Updated: March 19, 2018
Cataracts mostly develop when aging or injury changes the tissue that makes up your eye's lens. The lens inside the eye works like a camera lens, focusing light onto the retina for clear vision. It also adjusts the focus of eye to view things clearly both up close and far away.
Cataracts can be diagnosed by an ophthalmologist or an optometrist during a routine eye examination. Your medical history and symptoms will be reviewed and different eye examination can be performed. These include:
This test uses an eye chart to measure how well you can read a series of letters. Your eyes are tested one at a time, while the other eye is covered. Using a chart with progressively smaller letters, your eye doctor determines if you have 20/20 vision or if your vision shows signs of impairment.

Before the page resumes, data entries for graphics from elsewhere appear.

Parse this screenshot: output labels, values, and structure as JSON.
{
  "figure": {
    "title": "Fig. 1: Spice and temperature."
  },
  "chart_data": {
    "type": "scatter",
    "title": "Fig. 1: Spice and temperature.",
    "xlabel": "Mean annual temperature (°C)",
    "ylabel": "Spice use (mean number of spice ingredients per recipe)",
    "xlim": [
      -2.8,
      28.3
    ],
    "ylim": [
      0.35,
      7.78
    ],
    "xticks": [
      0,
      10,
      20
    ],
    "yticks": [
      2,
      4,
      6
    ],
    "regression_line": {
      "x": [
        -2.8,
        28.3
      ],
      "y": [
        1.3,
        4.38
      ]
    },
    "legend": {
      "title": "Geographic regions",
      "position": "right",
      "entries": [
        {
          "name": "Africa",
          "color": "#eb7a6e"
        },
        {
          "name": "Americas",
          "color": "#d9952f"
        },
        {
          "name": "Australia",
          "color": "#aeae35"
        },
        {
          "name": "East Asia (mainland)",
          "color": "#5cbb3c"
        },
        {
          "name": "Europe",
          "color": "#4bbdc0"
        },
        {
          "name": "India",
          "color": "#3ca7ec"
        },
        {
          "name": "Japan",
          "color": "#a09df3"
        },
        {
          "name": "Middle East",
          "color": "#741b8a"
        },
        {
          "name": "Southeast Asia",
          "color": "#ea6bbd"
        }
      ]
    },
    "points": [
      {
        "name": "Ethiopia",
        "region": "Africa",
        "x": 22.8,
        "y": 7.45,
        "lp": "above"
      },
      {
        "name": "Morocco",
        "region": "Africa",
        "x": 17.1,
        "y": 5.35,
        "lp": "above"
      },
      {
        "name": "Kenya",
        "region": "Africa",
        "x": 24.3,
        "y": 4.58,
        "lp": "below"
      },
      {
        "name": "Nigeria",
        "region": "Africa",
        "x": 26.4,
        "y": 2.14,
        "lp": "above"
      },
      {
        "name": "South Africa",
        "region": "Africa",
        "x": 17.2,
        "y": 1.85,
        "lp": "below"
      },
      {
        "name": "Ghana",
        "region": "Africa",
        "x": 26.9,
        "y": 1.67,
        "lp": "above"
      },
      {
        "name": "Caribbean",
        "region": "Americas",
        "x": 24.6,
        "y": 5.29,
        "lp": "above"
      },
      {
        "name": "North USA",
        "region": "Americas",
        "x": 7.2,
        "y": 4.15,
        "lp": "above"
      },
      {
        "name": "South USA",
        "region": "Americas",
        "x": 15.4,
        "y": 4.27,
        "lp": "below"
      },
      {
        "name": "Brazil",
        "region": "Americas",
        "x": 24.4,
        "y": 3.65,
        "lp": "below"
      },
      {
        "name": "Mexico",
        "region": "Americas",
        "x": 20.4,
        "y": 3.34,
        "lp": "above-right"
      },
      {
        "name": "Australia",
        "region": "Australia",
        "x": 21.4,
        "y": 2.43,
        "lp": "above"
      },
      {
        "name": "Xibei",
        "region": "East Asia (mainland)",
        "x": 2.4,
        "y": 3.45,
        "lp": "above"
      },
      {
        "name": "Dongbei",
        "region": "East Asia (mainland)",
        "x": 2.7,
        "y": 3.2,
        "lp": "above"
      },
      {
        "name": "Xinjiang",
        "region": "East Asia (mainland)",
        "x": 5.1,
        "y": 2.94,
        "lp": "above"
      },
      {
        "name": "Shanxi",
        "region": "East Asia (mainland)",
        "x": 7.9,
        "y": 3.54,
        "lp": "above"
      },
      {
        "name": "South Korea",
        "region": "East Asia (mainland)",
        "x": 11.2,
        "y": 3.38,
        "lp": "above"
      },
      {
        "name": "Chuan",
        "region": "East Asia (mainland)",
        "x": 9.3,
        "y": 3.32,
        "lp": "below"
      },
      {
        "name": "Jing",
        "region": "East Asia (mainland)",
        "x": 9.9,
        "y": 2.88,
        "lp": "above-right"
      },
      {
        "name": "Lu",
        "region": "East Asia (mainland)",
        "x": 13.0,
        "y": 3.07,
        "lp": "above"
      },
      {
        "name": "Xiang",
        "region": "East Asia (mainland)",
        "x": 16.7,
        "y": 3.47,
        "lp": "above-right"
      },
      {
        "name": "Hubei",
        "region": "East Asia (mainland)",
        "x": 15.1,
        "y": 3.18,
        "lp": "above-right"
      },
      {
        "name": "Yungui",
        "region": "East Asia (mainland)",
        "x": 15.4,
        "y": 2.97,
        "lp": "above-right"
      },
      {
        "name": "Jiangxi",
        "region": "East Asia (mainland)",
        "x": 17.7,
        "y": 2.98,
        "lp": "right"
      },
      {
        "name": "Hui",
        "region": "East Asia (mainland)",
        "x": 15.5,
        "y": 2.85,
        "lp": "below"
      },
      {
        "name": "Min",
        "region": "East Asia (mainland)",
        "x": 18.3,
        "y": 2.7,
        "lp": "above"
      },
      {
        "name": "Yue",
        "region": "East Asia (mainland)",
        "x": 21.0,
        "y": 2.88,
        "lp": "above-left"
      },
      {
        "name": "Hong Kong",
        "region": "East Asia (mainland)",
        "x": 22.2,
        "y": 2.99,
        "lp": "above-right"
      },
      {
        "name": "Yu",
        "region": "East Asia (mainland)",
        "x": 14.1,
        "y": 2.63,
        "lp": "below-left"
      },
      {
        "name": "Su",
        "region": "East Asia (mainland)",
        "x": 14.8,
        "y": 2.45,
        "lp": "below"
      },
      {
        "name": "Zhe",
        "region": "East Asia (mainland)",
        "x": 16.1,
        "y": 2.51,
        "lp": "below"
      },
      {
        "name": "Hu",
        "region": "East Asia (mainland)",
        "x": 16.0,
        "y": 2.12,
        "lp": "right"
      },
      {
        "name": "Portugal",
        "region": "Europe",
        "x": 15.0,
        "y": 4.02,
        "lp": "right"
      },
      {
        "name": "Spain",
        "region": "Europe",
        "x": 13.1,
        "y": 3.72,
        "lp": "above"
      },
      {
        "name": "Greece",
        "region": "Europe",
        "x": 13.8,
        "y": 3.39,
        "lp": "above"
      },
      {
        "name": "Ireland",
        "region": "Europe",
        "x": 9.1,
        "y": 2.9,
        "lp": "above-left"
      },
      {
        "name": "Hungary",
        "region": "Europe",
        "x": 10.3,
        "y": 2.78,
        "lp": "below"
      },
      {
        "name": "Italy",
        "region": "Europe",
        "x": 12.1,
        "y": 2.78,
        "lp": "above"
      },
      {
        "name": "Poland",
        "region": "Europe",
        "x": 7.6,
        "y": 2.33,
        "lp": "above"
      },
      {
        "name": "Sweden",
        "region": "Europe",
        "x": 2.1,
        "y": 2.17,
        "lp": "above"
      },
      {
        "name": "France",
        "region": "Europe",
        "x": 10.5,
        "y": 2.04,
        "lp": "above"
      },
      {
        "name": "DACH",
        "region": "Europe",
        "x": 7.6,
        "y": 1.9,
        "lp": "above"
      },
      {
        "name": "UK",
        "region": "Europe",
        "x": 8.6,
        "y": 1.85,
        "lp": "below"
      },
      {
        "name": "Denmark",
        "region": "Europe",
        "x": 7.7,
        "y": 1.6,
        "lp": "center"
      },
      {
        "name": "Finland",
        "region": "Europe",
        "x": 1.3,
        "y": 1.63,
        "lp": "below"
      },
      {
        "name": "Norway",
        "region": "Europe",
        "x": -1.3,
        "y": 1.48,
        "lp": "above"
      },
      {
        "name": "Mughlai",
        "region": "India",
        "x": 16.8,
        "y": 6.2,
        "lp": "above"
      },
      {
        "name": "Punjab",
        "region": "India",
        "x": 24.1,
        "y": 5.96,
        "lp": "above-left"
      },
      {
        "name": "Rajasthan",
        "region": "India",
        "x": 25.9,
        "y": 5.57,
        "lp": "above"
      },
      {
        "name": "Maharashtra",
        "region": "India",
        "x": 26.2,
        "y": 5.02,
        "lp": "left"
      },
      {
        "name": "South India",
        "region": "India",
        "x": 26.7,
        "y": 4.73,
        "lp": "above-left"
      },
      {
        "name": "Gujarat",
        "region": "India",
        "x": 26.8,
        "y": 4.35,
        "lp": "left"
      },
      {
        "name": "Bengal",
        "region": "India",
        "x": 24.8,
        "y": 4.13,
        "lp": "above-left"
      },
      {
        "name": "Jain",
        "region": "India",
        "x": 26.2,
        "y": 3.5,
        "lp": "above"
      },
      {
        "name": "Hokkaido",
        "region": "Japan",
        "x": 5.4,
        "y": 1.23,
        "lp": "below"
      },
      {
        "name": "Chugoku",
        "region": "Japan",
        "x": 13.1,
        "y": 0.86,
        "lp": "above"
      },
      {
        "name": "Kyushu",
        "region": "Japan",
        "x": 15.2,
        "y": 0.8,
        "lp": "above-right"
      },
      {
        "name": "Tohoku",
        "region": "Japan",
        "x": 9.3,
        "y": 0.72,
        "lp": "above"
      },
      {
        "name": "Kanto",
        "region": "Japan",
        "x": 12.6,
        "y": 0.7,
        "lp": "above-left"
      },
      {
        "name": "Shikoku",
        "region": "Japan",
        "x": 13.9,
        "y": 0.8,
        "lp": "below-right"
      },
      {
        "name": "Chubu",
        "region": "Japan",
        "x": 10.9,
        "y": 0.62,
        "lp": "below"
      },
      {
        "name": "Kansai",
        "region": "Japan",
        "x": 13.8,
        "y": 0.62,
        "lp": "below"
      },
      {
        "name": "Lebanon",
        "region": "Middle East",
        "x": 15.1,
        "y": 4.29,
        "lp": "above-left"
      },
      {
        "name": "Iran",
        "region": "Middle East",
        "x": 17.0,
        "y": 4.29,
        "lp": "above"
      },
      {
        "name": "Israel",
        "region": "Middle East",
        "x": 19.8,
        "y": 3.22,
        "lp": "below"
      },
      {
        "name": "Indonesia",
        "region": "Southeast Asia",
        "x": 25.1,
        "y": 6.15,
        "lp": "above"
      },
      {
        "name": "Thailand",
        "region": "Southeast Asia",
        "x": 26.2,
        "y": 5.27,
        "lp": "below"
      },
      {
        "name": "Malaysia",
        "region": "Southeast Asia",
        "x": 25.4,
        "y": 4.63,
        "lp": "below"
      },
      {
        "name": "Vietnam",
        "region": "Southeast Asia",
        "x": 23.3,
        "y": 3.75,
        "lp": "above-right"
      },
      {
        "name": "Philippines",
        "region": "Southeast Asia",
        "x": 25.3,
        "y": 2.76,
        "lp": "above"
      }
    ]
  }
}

Your eye doctor can examine the structures at the front of your eye under magnification using a slit lamp. The microscope is called a slit lamp because it uses an intense line of light to illuminate your cornea, iris, lens, and the space between your iris and cornea. The slit allows your doctor to view these structures in small sections, which makes it easier to detect any tiny abnormalities.
Drops in your eyes are put to dilate your pupils for a retinal examination. This makes it easier to examine the retina. The eye movements and pupillary responses, pressure inside the eyes and both front and back of the eyes are examined after the pupils have been dilated with drops. Your eye doctor can examine your lens for signs of a cataract using a slit lamp or a special device called an ophthalmoscope.
Surgical treatment is not required if cataracts causes few symptoms. However the only treatment for cataract is surgical removal of the cloudy lens if your prescription glasses can not clear your vision. Surgery is suggested if the patient loses the ability to perform necessary activities of everyday life, such as driving, reading, or looking at computer or video screens even with glasses.
In most cases, delaying cataract surgery will not cause long-term damage to your eye or make the surgery more difficult as it do not harm your eye. If you have other eye diseases that have caused visual loss such as glaucoma, macular degeneration, diabetic retinopathy, or optic nerve damage from glaucoma or other disease, cataract surgery may not improve the vision.
If both eyes have cataracts and surgery is agreed upon, the surgery on the second eye is generally planned at least a week after the first eye.
The lens of the eye is necessary to accurately focus light onto the retinal surface. Therefore removal of the cataract involves removal of the lens. Now a days cataract surgery combines removal of the lens and placement of a new artificial lens into the eye. Measurements for the size, shape, and power of this lens will be taken prior to the surgery so that the specific lens can be available for implantation at the time of surgery. The artificial lens, called an intraocular lens, is positioned in the same place as your natural lens which becomes a permanent part of your eye. For people with other eye problems, if an artificial lens can not be used, vision may be corrected with eyeglasses or contact lenses once the cataract is removed.
Cataract surgery is generally done on an outpatient basis. The surgery is generally safe, but it carries a risk of infection and bleeding. Cataract surgery increases the risk of retinal detachment. Healing generally occurs within eight weeks and discomfort will be there for a few days.